Ce long récit de près de deux cents planches relate l’histoire de Freddie Bloch, jeune gamin de douze ans devenu vagabond par la force des choses et qui deviendra adulte plus vite que prévu à travers un épique périple initiatique. Reprenant la grande tradition du "road book", Les Rois vagabonds puisent dans l’œuvre de Jack London (Les Vagabonds du rail), de Mark Twain, souvent cité dans cet album, ou de John Steinbeck dont Les Raisins de la colère ont sans doute été une source d’inspiration pour les auteurs de cette fresque. Car plus que les grands espaces ou la belle aventure, c’est bien le social qui est mis en avant ici.

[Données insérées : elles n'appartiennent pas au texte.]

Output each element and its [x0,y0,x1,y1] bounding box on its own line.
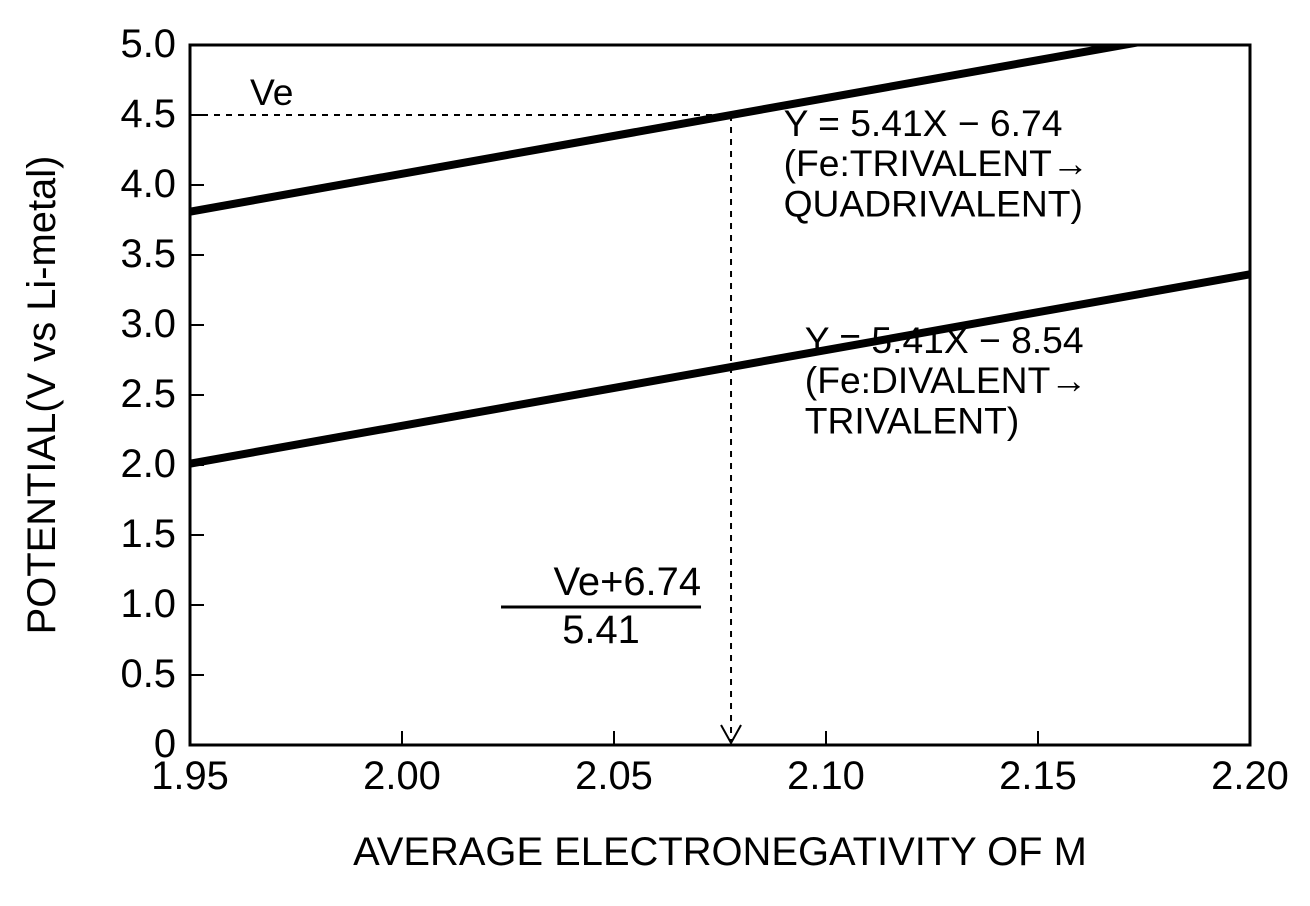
x-tick-label: 2.05 [575,754,653,798]
y-tick-label: 0.5 [121,652,176,696]
x-tick-label: 2.10 [787,754,865,798]
x-tick-label: 2.15 [999,754,1077,798]
y-tick-label: 2.5 [121,372,176,416]
series-equation: Y = 5.41X − 6.74 [784,102,1063,144]
line-chart: 1.952.002.052.102.152.2000.51.01.52.02.5… [0,0,1310,906]
series-sublabel: TRIVALENT) [805,399,1019,441]
y-tick-label: 1.0 [121,582,176,626]
series-label-fe_tri_to_quad: Y = 5.41X − 6.74(Fe:TRIVALENT→ QUADRIVAL… [784,102,1090,224]
y-tick-label: 3.0 [121,302,176,346]
x-tick-label: 2.00 [363,754,441,798]
y-tick-label: 4.5 [121,92,176,136]
y-axis-label: POTENTIAL(V vs Li-metal) [20,156,64,635]
series-equation: Y = 5.41X − 8.54 [805,319,1084,361]
ve-label: Ve [250,71,294,113]
y-tick-label: 1.5 [121,512,176,556]
x-axis-label: AVERAGE ELECTRONEGATIVITY OF M [353,830,1087,874]
y-tick-label: 3.5 [121,232,176,276]
plot-border [190,45,1250,745]
series-sublabel: (Fe:TRIVALENT→ [784,142,1090,184]
series-label-fe_di_to_tri: Y = 5.41X − 8.54(Fe:DIVALENT→ TRIVALENT) [805,319,1088,441]
x-tick-label: 2.20 [1211,754,1289,798]
ve-fraction-denominator: 5.41 [562,608,640,652]
y-tick-label: 4.0 [121,162,176,206]
y-tick-label: 2.0 [121,442,176,486]
series-group [148,15,1293,471]
y-tick-label: 0 [154,722,176,766]
series-line-fe_di_to_tri [148,267,1293,471]
chart-container: 1.952.002.052.102.152.2000.51.01.52.02.5… [0,0,1310,906]
ve-fraction-numerator: Ve+6.74 [553,560,701,604]
y-tick-label: 5.0 [121,22,176,66]
series-sublabel: (Fe:DIVALENT→ [805,359,1088,401]
series-sublabel: QUADRIVALENT) [784,182,1083,224]
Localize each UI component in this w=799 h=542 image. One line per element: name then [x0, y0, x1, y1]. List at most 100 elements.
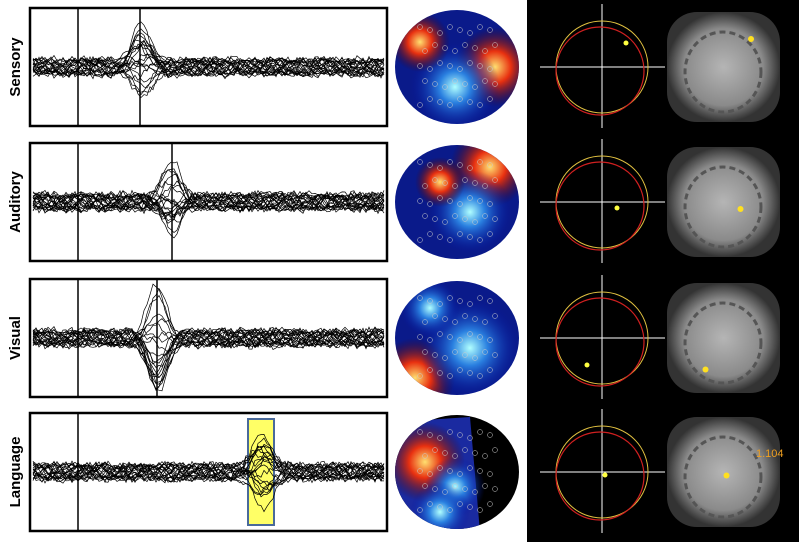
sensor	[467, 99, 473, 105]
waveform	[32, 462, 385, 496]
sensor	[417, 237, 423, 243]
sensor	[457, 231, 463, 237]
sensor	[437, 195, 443, 201]
sensor	[457, 66, 463, 72]
sensor	[477, 429, 483, 435]
waveform	[32, 452, 385, 483]
sensor	[427, 27, 433, 33]
sensor	[472, 45, 478, 51]
sensor	[417, 198, 423, 204]
sensor	[437, 30, 443, 36]
sensor	[417, 102, 423, 108]
sensor	[492, 177, 498, 183]
sensor	[482, 483, 488, 489]
sensor	[477, 102, 483, 108]
sensor	[432, 486, 438, 492]
sensor	[427, 201, 433, 207]
sensor	[437, 504, 443, 510]
sensor	[487, 298, 493, 304]
sensor	[482, 78, 488, 84]
waveform	[32, 283, 385, 349]
sensor	[447, 237, 453, 243]
sensor	[422, 483, 428, 489]
sensor	[472, 180, 478, 186]
sensor	[492, 42, 498, 48]
waveform	[32, 161, 385, 213]
sensor	[472, 316, 478, 322]
dipole	[584, 362, 590, 368]
sensor	[482, 213, 488, 219]
row-label: Language	[7, 437, 24, 508]
sensor	[472, 489, 478, 495]
waveform	[32, 190, 385, 217]
waveform	[32, 326, 385, 349]
sphere-fit	[555, 26, 645, 116]
sensor	[457, 367, 463, 373]
sensor	[467, 301, 473, 307]
dipole	[623, 40, 629, 46]
sensor	[417, 159, 423, 165]
sensor	[457, 27, 463, 33]
sensor	[437, 60, 443, 66]
sensor	[437, 370, 443, 376]
sensor	[477, 373, 483, 379]
row: Auditory	[7, 139, 780, 263]
waveform	[32, 327, 385, 365]
sensor	[427, 432, 433, 438]
sensor	[487, 162, 493, 168]
waveform	[32, 55, 385, 99]
dipole	[602, 472, 608, 478]
sensor	[457, 432, 463, 438]
sensor	[437, 301, 443, 307]
sensor	[467, 435, 473, 441]
sensor	[477, 63, 483, 69]
sensor	[437, 465, 443, 471]
sphere-fit	[555, 297, 645, 387]
sensor	[492, 216, 498, 222]
sensor	[427, 367, 433, 373]
waveform	[32, 53, 385, 78]
sensor	[422, 78, 428, 84]
sensor	[477, 507, 483, 513]
mri	[667, 147, 780, 257]
sensor	[487, 501, 493, 507]
sphere-fit	[555, 431, 645, 521]
row: Visual	[7, 275, 780, 399]
waveform	[32, 451, 385, 484]
sensor	[437, 435, 443, 441]
sensor	[417, 468, 423, 474]
sensor	[472, 450, 478, 456]
sensor	[487, 432, 493, 438]
waveform	[32, 462, 385, 494]
sensor	[467, 195, 473, 201]
sensor	[427, 501, 433, 507]
sensor	[442, 316, 448, 322]
sensor	[442, 219, 448, 225]
sensor	[452, 453, 458, 459]
sensor	[432, 177, 438, 183]
topomap-blob	[410, 482, 470, 529]
sensor	[482, 453, 488, 459]
sensor	[477, 24, 483, 30]
sensor	[477, 468, 483, 474]
sensor	[482, 48, 488, 54]
dipole	[614, 205, 620, 211]
sensor	[462, 313, 468, 319]
sensor	[457, 96, 463, 102]
sensor	[472, 219, 478, 225]
sensor	[492, 313, 498, 319]
sensor	[467, 504, 473, 510]
sensor	[422, 48, 428, 54]
sensor	[432, 42, 438, 48]
topomap-blob	[415, 157, 465, 207]
sensor	[457, 201, 463, 207]
sensor	[447, 468, 453, 474]
waveform	[32, 327, 385, 378]
sensor	[437, 234, 443, 240]
sensor	[447, 102, 453, 108]
sensor	[482, 183, 488, 189]
topomap	[395, 415, 519, 529]
topomap	[395, 10, 519, 124]
sensor	[462, 216, 468, 222]
sensor	[477, 237, 483, 243]
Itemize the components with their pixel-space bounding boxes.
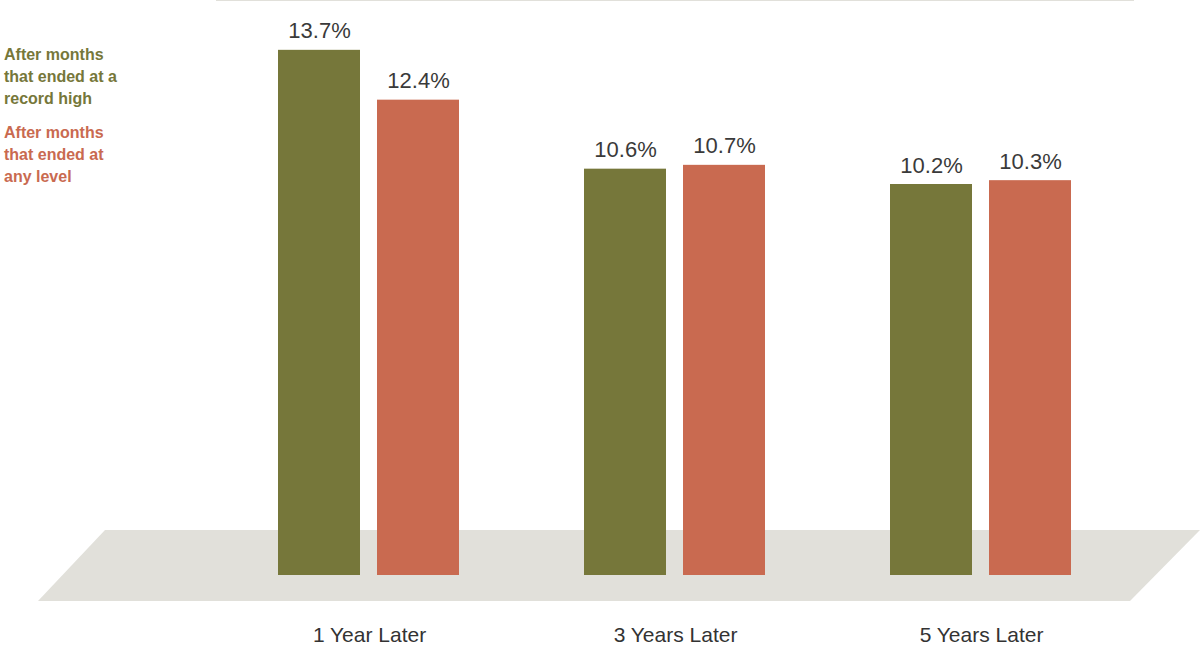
html-text:After months that ended at a r: After months that ended at a record high xyxy=(4,46,117,107)
svg-text:10.2%: 10.2% xyxy=(900,153,962,178)
svg-text:10.3%: 10.3% xyxy=(999,149,1061,174)
svg-text:1 Year Later: 1 Year Later xyxy=(313,623,426,646)
svg-text:12.4%: 12.4% xyxy=(387,68,449,93)
svg-text:10.6%: 10.6% xyxy=(594,137,656,162)
svg-text:13.7%: 13.7% xyxy=(288,18,350,43)
svg-text:3 Years Later: 3 Years Later xyxy=(614,623,738,646)
svg-text:10.7%: 10.7% xyxy=(693,133,755,158)
svg-text:5 Years Later: 5 Years Later xyxy=(920,623,1044,646)
html-text:After months that ended at any: After months that ended at any level xyxy=(4,124,104,185)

Trois années après le début de la Grande Crise de 1929, le père de Freddie part vers Detroit chercher un emploi. Le chômage touche tout le monde et la révolte gronde. Le jeune garçon abandonné partira à la recherche de son père et c’est sur les routes qu’il fera la connaissance de toute une communauté solidaire et inattendue ; celle des hobos, vagabonds qui vont de ville en ville à la recherche de petits boulots. À leur contact, Freddie sera confronté à de nombreux événements et péripéties qui lui permettront de découvrir les coulisses délabrées d’une Amérique ruinée et qui semble ne plus pouvoir se remettre de ce coup de massue économique.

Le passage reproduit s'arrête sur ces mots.